The nuns walked through the train, making sure we all had our gas masks and gave us each a poke filled with York chocolate and biscuits. They told us not to eat it all at once but John did, and because he did, James did too. I ate just one biscuit and twisted the top of my poke tight to save the rest.
When the train stopped at Kinross a crowd of people were waiting at the station to pick out a boy or a girl to take home with them. But nobody wanted three, so we were still waiting after a lot of our pals had all gone. The nuns found men with motorcars and began taking boys and girls in them, driving away up the roads with the motorcars full and coming back with them empty. We waited ages for our turn. James’ nose was running and he started blubbering about being hungry, so I wiped his face with my handkerchief and gave him one of my biscuits. John said I should give him one too, but he was that cheeky I said no.
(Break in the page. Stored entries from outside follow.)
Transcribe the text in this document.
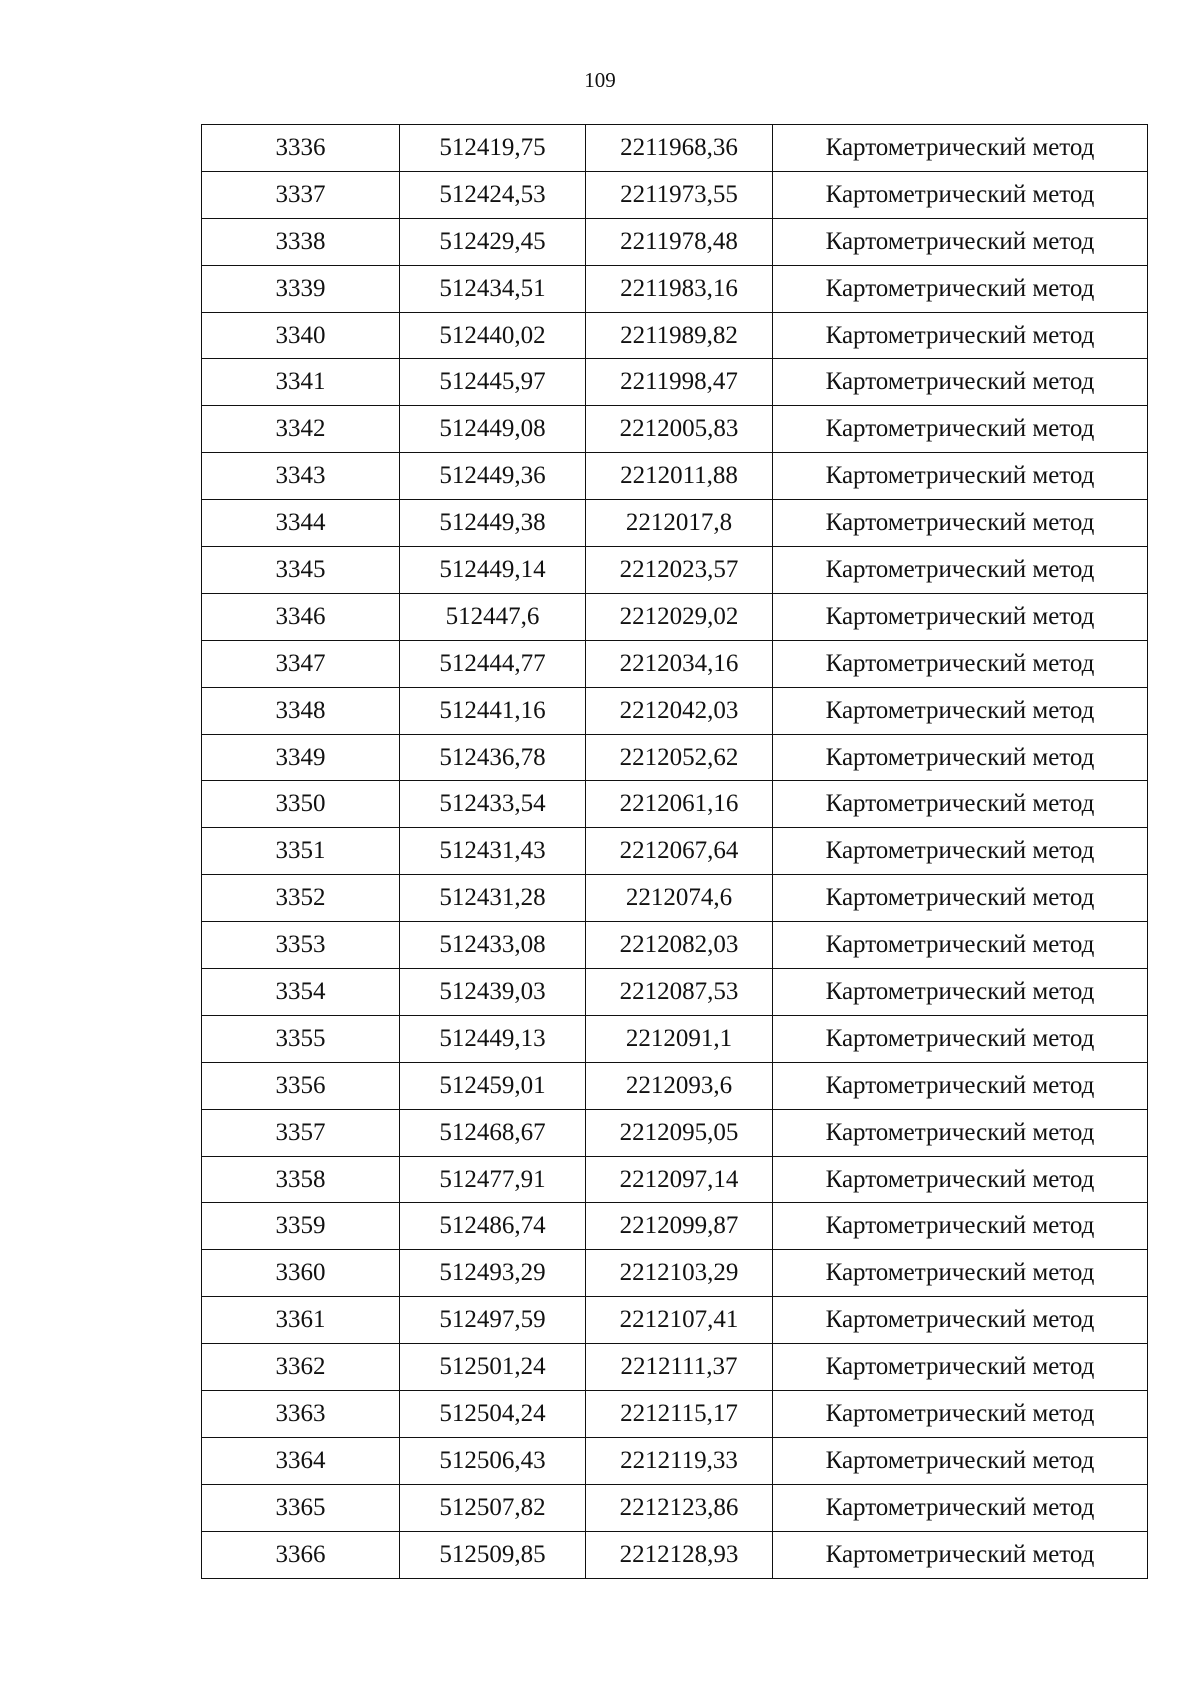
109
3336	512419,75	2211968,36	Картометрический метод
3337	512424,53	2211973,55	Картометрический метод
3338	512429,45	2211978,48	Картометрический метод
3339	512434,51	2211983,16	Картометрический метод
3340	512440,02	2211989,82	Картометрический метод
3341	512445,97	2211998,47	Картометрический метод
3342	512449,08	2212005,83	Картометрический метод
3343	512449,36	2212011,88	Картометрический метод
3344	512449,38	2212017,8	Картометрический метод
3345	512449,14	2212023,57	Картометрический метод
3346	512447,6	2212029,02	Картометрический метод
3347	512444,77	2212034,16	Картометрический метод
3348	512441,16	2212042,03	Картометрический метод
3349	512436,78	2212052,62	Картометрический метод
3350	512433,54	2212061,16	Картометрический метод
3351	512431,43	2212067,64	Картометрический метод
3352	512431,28	2212074,6	Картометрический метод
3353	512433,08	2212082,03	Картометрический метод
3354	512439,03	2212087,53	Картометрический метод
3355	512449,13	2212091,1	Картометрический метод
3356	512459,01	2212093,6	Картометрический метод
3357	512468,67	2212095,05	Картометрический метод
3358	512477,91	2212097,14	Картометрический метод
3359	512486,74	2212099,87	Картометрический метод
3360	512493,29	2212103,29	Картометрический метод
3361	512497,59	2212107,41	Картометрический метод
3362	512501,24	2212111,37	Картометрический метод
3363	512504,24	2212115,17	Картометрический метод
3364	512506,43	2212119,33	Картометрический метод
3365	512507,82	2212123,86	Картометрический метод
3366	512509,85	2212128,93	Картометрический метод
So he took James’, which made James cry even louder. Sister Crabbit came over and gave us a talking to. Keep that up and nobody will want you, she warned.
It was getting dark when they put the three of us into a motorcar. Sister Margaret sat up front with the driver. We went along one road and Sister Margaret got out and knocked on every door, then came back to the motorcar and shook her head and we drove on to another road. It went on like that for ages. James fell asleep with his head on my lap, and I shared the rest of my biscuits and chocolate with John. Then at one of the houses a man and woman came out and said, We’ll take the lads but we’ve nae room for the lassie. And all of a sudden my brothers were gone and it was just me left.